Big Bad Luv is, at least by comparison…maybe…a happier record? “I don’t think I’m writing songs that are that much different,” Moreland says. “It’s always been a positive thing at heart, even if a song isn’t sunshine and rainbows. At the very least my songs have been a way to exorcise negative feelings so that I can move on. And hopefully they provide that same experience to listeners. So that’s what I’m still doing. I think it’s a positive thing. I think this record, there’s definitely a change in attitude, but it’s the same point of view.”
“Slow down easy, I’ve been hauling a heavy soul,” he sings, this song titled “Slow Down Easy.” Carrying it for all of us, but no longer alone.

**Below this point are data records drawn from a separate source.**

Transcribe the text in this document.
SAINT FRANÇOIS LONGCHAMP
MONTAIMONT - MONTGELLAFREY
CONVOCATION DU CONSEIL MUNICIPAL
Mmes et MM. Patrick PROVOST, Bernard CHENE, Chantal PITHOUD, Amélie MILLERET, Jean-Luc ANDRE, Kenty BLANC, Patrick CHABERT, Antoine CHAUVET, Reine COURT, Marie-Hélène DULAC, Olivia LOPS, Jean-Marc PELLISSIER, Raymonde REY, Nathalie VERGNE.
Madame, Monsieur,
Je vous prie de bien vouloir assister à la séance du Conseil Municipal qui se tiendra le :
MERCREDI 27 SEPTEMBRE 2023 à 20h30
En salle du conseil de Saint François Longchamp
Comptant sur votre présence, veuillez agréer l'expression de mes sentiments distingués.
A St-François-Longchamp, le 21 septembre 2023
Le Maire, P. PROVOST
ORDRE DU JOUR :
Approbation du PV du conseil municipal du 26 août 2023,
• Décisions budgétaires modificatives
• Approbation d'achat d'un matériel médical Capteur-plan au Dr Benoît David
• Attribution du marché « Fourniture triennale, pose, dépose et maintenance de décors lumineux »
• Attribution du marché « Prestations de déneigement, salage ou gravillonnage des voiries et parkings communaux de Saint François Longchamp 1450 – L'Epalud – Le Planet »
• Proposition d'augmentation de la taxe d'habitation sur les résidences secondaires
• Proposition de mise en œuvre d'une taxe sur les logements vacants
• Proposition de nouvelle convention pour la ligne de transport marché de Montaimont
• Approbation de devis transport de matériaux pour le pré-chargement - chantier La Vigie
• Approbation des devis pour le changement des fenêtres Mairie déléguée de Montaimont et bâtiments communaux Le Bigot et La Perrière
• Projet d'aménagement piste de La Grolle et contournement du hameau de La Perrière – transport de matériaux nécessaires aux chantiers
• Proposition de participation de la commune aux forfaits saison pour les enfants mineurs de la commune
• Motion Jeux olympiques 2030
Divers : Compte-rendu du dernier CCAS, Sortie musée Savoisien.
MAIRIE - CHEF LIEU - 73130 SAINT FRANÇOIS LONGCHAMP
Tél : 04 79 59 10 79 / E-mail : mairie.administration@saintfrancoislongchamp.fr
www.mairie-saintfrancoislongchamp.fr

Special guest: Thomas Csorba
Thomas Csorba put his nose to the grindstone as a songwriter and performer at a young age, but his releases don't show his youth. In the same tradition as Townes Van Zandt, Woody Guthrie and other lyrical greats, Csorba's songs were written for old souls. His work is mournful, sweet, and beautifully honest. He's a link in a chain of a long tradition of powerful writers, and he's proud to bear that responsibility.
With the release two EPs and a full length record by age 19, Csorba has surely shown his dedication to his craft. He is currently working on his second LP with producer Beau Bedford and backing band, The Texas Gentlemen.